Cette Arabie Saoudite, si prospère puisque depuis la crise pétrolière elle est devenue l'un des pays les plus riches du monde et apparemment soudée autour de la famille royale, terre d'élection du wahhabisme, la secte musulmane la plus rigoureuse et la plus hostile au modernisme des idées, avait été déchirée en 1929 par une sanglante rébellion contre le roi Abdel Aziz ibn Saoud, menée par les adeptes d'Aï Ikwa bil Islam (« la Fraternité dans l'islam »).

On avait cru ce courant sectaire disparu à jamais. Or, à la surprise générale, il a réussi à renaître, presque aussi fort que jadis. De plus, il a influencé des élites du pays, formées dans des universités occidentales qui, revenues au pays, se sont empressées de rejeter l'influence occidentale pour prêcher un retour à l'islam pur et dur.
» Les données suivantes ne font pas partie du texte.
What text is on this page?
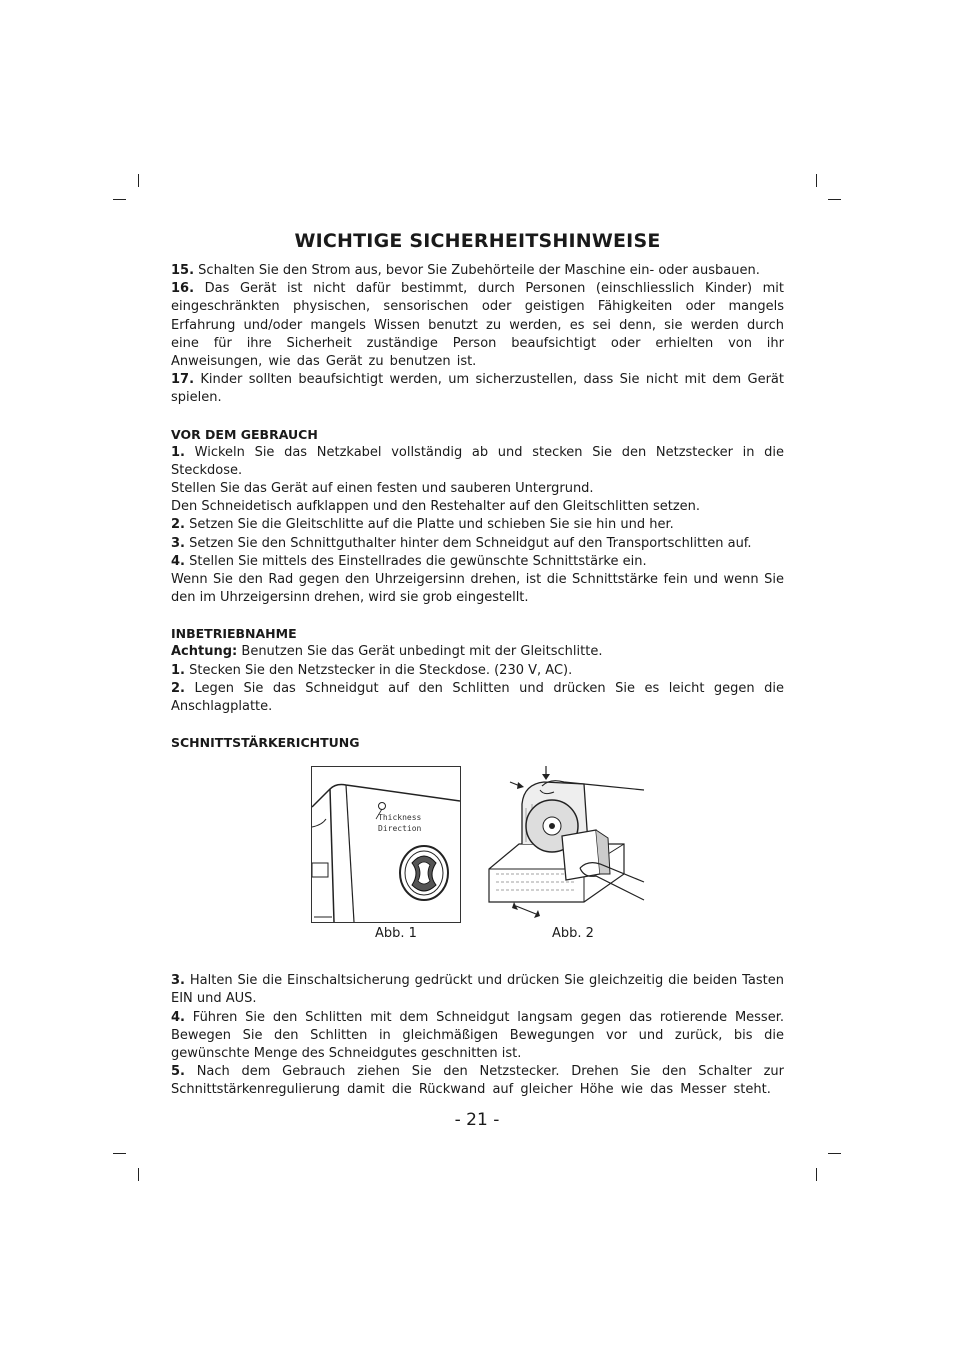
WICHTIGE SICHERHEITSHINWEISE

15. Schalten Sie den Strom aus, bevor Sie Zubehörteile der Maschine ein- oder ausbauen.

16. Das Gerät ist nicht dafür bestimmt, durch Personen (einschliesslich Kinder) mit eingeschränkten physischen, sensorischen oder geistigen Fähigkeiten oder mangels Erfahrung und/oder mangels Wissen benutzt zu werden, es sei denn, sie werden durch eine für ihre Sicherheit zuständige Person beaufsichtigt oder erhielten von ihr Anweisungen, wie das Gerät zu benutzen ist.

17. Kinder sollten beaufsichtigt werden, um sicherzustellen, dass Sie nicht mit dem Gerät spielen.

VOR DEM GEBRAUCH

1. Wickeln Sie das Netzkabel vollständig ab und stecken Sie den Netzstecker in die Steckdose.

Stellen Sie das Gerät auf einen festen und sauberen Untergrund.

Den Schneidetisch aufklappen und den Restehalter auf den Gleitschlitten setzen.

2. Setzen Sie die Gleitschlitte auf die Platte und schieben Sie sie hin und her.

3. Setzen Sie den Schnittguthalter hinter dem Schneidgut auf den Transportschlitten auf.

4. Stellen Sie mittels des Einstellrades die gewünschte Schnittstärke ein.

Wenn Sie den Rad gegen den Uhrzeigersinn drehen, ist die Schnittstärke fein und wenn Sie den im Uhrzeigersinn drehen, wird sie grob eingestellt.

INBETRIEBNAHME

Achtung: Benutzen Sie das Gerät unbedingt mit der Gleitschlitte.

1. Stecken Sie den Netzstecker in die Steckdose. (230 V, AC).

2. Legen Sie das Schneidgut auf den Schlitten und drücken Sie es leicht gegen die Anschlagplatte.

SCHNITTSTÄRKERICHTUNG
Thickness
Direction
Abb. 1	Abb. 2

3. Halten Sie die Einschaltsicherung gedrückt und drücken Sie gleichzeitig die beiden Tasten EIN und AUS.

4. Führen Sie den Schlitten mit dem Schneidgut langsam gegen das rotierende Messer. Bewegen Sie den Schlitten in gleichmäßigen Bewegungen vor und zurück, bis die gewünschte Menge des Schneidgutes geschnitten ist.

5. Nach dem Gebrauch ziehen Sie den Netzstecker. Drehen Sie den Schalter zur Schnittstärkenregulierung damit die Rückwand auf gleicher Höhe wie das Messer steht.

- 21 -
Ainsi, il y a dix ans, le prince Khaled Ben Moussaed Ben Abdel Aziz, le propre neveu du roi Fayçal, élevé à l'occidentale, a tenté d'occuper les locaux de la télévision de Riyad, accusant « cette invention maléfique de porter atteinte aux enseignements du Coran ». Coup de folie d'un prince à l'esprit dérangé, telle est la version que tenta d'accréditer la famille royale. Mais, le 25 mars 1975, c'est le propre frère de Khaled Ben Moussaed (trouvé mort chez lui dans des conditions mystérieuses peu après son action contre la télé), Fayçal Ben Moussaed Ben Aziz, qui assassine son oncle, le roi Fayçal. Là aussi on parla officiellement de folie.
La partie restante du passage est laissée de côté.